Oldenburg - „Das Eckpunktepapier zur Pflegereform 2021 ist im Windschatten der Corona-Pandemie ein bisschen untergegangen. Ich sehe es mit großer Sorge“, sagt Brunhilde Becker von der Alzheimer Gesellschaft Oldenburg.
Es setzt einen Verbesserungsschwerpunkt auf die Heimpflege und beinhaltet unter anderem die Deckelung des Eigenanteils für die Pflege im Heim. Künftig soll niemand für stationäre Pflege länger als 36 Monate mehr als 700 Euro pro Monat zahlen – der Eigenanteil umfasst jedoch nicht die Kosten für Unterkunft, Verpflegung und Investitionen.
Während die Heimpflege von der Reform profitieren könnte, werden vor allem zwei geplante Änderungen von mehreren Seiten kritisiert.
Budgetkürzung in der Tagespflege
Dem Eckpunktepapier des Bundesgesundheitsministeriums zufolge, könnte das Budget zur Nutzung der Tagespflege halbiert werden. „Für viele Tagespflege-Einrichtungen wäre das existenzbedrohend“, sagt Becker. Dabei könne die Tagespflege einen Heimaufenthalt hinauszögern, oder sogar verhindern.
Für die Erkrankten seien die Teilhabe am Leben in einer Gemeinschaft und die Anregung wichtig. Für pflegende Angehörige, die berufstätig oder selbst hilfebedürftig sind, sei die Tagespflege die einzige Möglichkeit, zu Hause zu pflegen. „Durch die Kürzung des Budgets könnte das in Gefahr geraten und ist das absolute Gegenteil von dem, was ursprünglich von der Großen Koalition angekündigt worden war“, sagt Becker.

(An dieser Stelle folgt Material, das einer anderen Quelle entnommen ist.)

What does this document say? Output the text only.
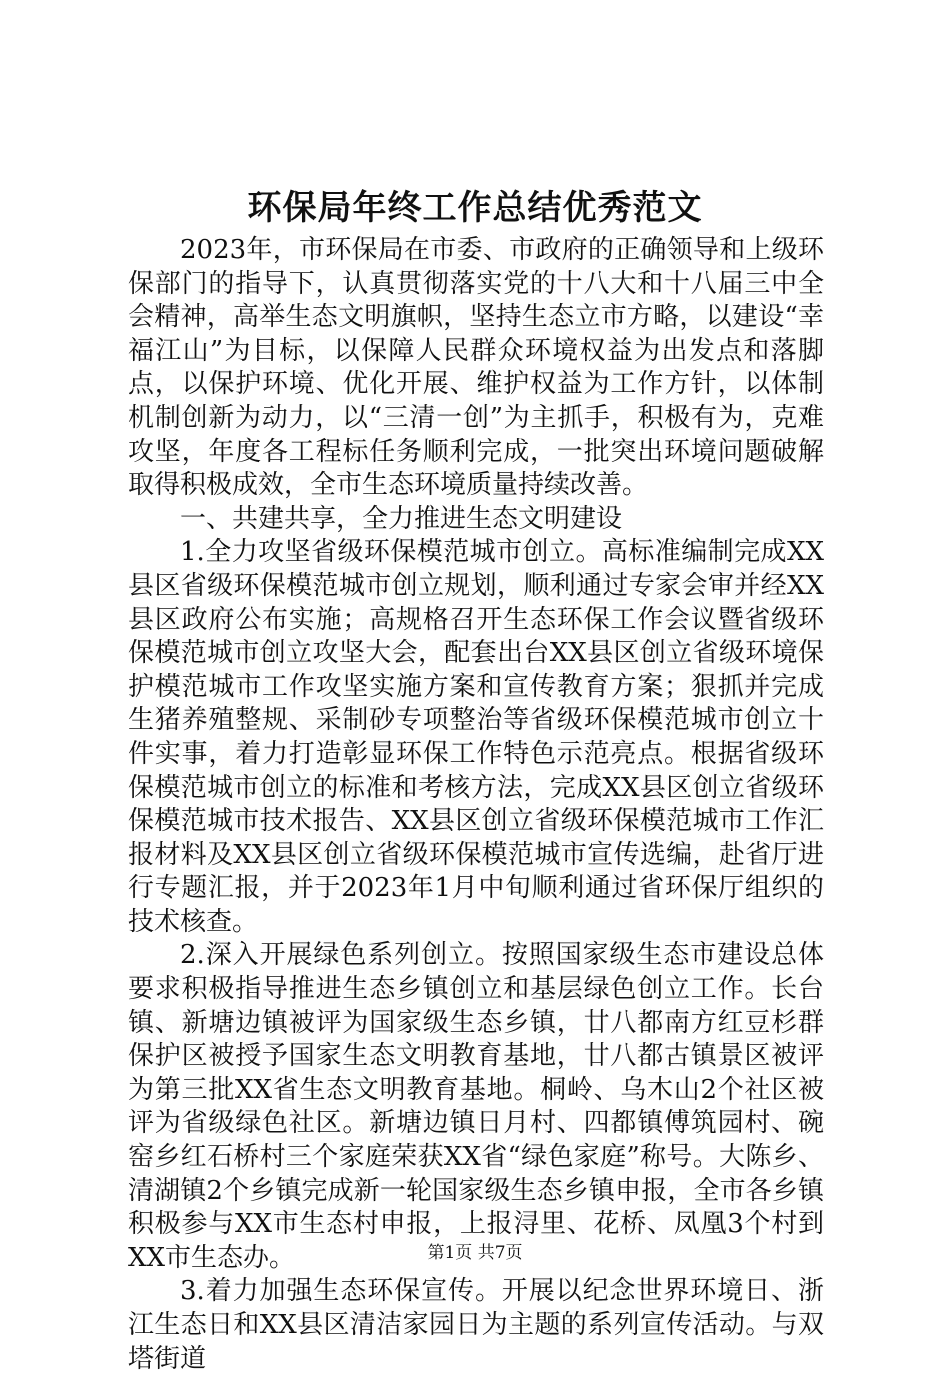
环保局年终工作总结优秀范文

2023年，市环保局在市委、市政府的正确领导和上级环保部门的指导下，认真贯彻落实党的十八大和十八届三中全会精神，高举生态文明旗帜，坚持生态立市方略，以建设“幸福江山”为目标，以保障人民群众环境权益为出发点和落脚点，以保护环境、优化开展、维护权益为工作方针，以体制机制创新为动力，以“三清一创”为主抓手，积极有为，克难攻坚，年度各工程标任务顺利完成，一批突出环境问题破解取得积极成效，全市生态环境质量持续改善。

一、共建共享，全力推进生态文明建设

1.全力攻坚省级环保模范城市创立。高标准编制完成XX县区省级环保模范城市创立规划，顺利通过专家会审并经XX县区政府公布实施；高规格召开生态环保工作会议暨省级环保模范城市创立攻坚大会，配套出台XX县区创立省级环境保护模范城市工作攻坚实施方案和宣传教育方案；狠抓并完成生猪养殖整规、采制砂专项整治等省级环保模范城市创立十件实事，着力打造彰显环保工作特色示范亮点。根据省级环保模范城市创立的标准和考核方法，完成XX县区创立省级环保模范城市技术报告、XX县区创立省级环保模范城市工作汇报材料及XX县区创立省级环保模范城市宣传选编，赴省厅进行专题汇报，并于2023年1月中旬顺利通过省环保厅组织的技术核查。

2.深入开展绿色系列创立。按照国家级生态市建设总体要求积极指导推进生态乡镇创立和基层绿色创立工作。长台镇、新塘边镇被评为国家级生态乡镇，廿八都南方红豆杉群保护区被授予国家生态文明教育基地，廿八都古镇景区被评为第三批XX省生态文明教育基地。桐岭、乌木山2个社区被评为省级绿色社区。新塘边镇日月村、四都镇傅筑园村、碗窑乡红石桥村三个家庭荣获XX省“绿色家庭”称号。大陈乡、清湖镇2个乡镇完成新一轮国家级生态乡镇申报，全市各乡镇积极参与XX市生态村申报，上报浔里、花桥、凤凰3个村到XX市生态办。

3.着力加强生态环保宣传。开展以纪念世界环境日、浙江生态日和XX县区清洁家园日为主题的系列宣传活动。与双塔街道

第1页 共7页
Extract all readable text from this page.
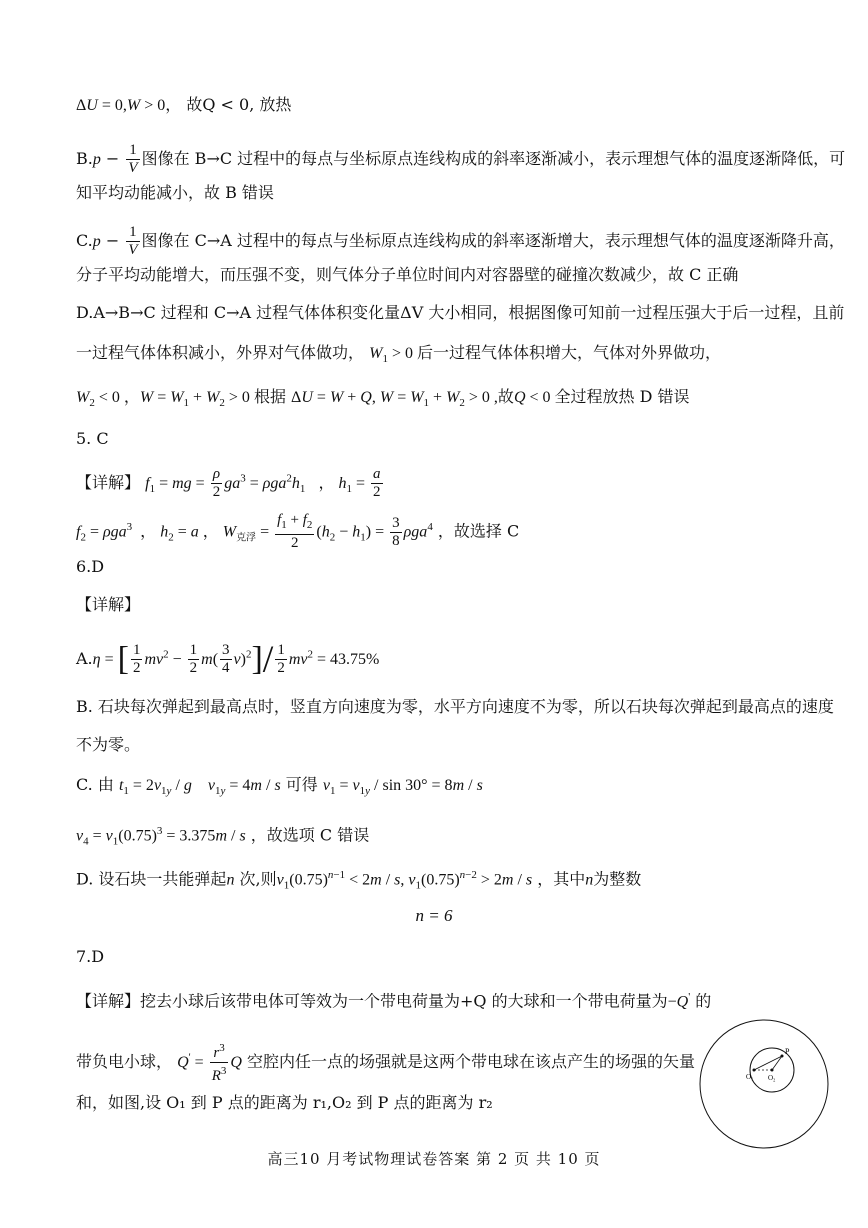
ΔU = 0,W > 0， 故Q < 0, 放热
$B.p - \frac{1}{V}$ 图像在 B→C 过程中的每点与坐标原点连线构成的斜率逐渐减小，表示理想气体的温度逐渐降低，可
知平均动能减小，故 B 错误
$C.p - \frac{1}{V}$ 图像在 C→A 过程中的每点与坐标原点连线构成的斜率逐渐增大，表示理想气体的温度逐渐降升高，
分子平均动能增大，而压强不变，则气体分子单位时间内对容器壁的碰撞次数减少，故 C 正确
D.A→B→C 过程和 C→A 过程气体体积变化量ΔV 大小相同，根据图像可知前一过程压强大于后一过程，且前
一过程气体体积减小，外界对气体做功， $W_1 > 0$ 后一过程气体体积增大，气体对外界做功，
$W_2 < 0$ ，$W = W_1 + W_2 > 0$ 根据 ΔU = W + Q, $W = W_1 + W_2 > 0$ ,故Q < 0 全过程放热 D 错误
5. C
【详解】 $f_1$ = mg = $\frac{\rho}{2} ga^3 = \rho ga^2h_1$   ， $h_1 = \frac{a}{2}$
$f_2 = \rho ga^3$  ， $h_2 = a$ ， $W_{克浮} = \frac{f_1 + f_2}{2} (h_2 - h_1) = \frac{3}{8} \rho ga^4$ ，故选择 C
6.D
【详解】
A.η = [ $\frac{1}{2} mv^2 - \frac{1}{2} m( \frac{3}{4} v)^2]/ \frac{1}{2} mv^2 = 43.75\%$
B. 石块每次弹起到最高点时，竖直方向速度为零，水平方向速度不为零，所以石块每次弹起到最高点的速度
不为零。
C. 由 $t_1 = 2v_{1y} / g$ $v_{1y} = 4m / s$ 可得 $v_1 = v_{1y} / \sin 30^\circ = 8m / s$
$v_4 = v_1(0.75)^3 = 3.375m / s$ ，故选项 C 错误
D. 设石块一共能弹起n 次,则$v_1(0.75)^{n-1} < 2m / s$, $v_1(0.75)^{n-2} > 2m / s$ ，其中n为整数
n = 6
7.D
【详解】挖去小球后该带电体可等效为一个带电荷量为+Q 的大球和一个带电荷量为−Q' 的
带负电小球， $Q' = \frac{r^3}{R^3}$ Q 空腔内任一点的场强就是这两个带电球在该点产生的场强的矢量
和，如图,设 O₁ 到 P 点的距离为 r₁,O₂ 到 P 点的距离为 r₂
P
O₁ O₂
高三10 月考试物理试卷答案 第 2 页 共 10 页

Das Deutsche Rotes Kreuz betreibt in Oldenburg zwei Tagespflege-Einrichtungen. Wilhelm Schlömer, Leiter des DRK-Erlenhofs, kritisiert die Auswirkungen, die die Änderungen auf die Tagespflege haben würden: „Mit der angedachten Reform geht man ein Stück zurück, da man ambulante Pflege und Tagespflege in der Finanzierung wieder miteinander verknüpft, indem der Sachleistungsanspruch bei gleichzeitiger Nutzung einer Sozialstation quasi halbiert wird. Wir halten dies für den falschen Weg.“
Vor allem in Hinblick auf den demografischen Wandel und den Mangel an qualifizierten Pflegekräften sei es wichtig, dass die pflegenden Angehörigen weiterhin größtmögliche Unterstützung und Entlastung erhielten. „Man sollte alles tun, damit dieses Angebot auch weiterhin über die Leistungen der Pflegeversicherung gestützt und ausgebaut wird“, sagte Schlömer gegenüber unserer Redaktion.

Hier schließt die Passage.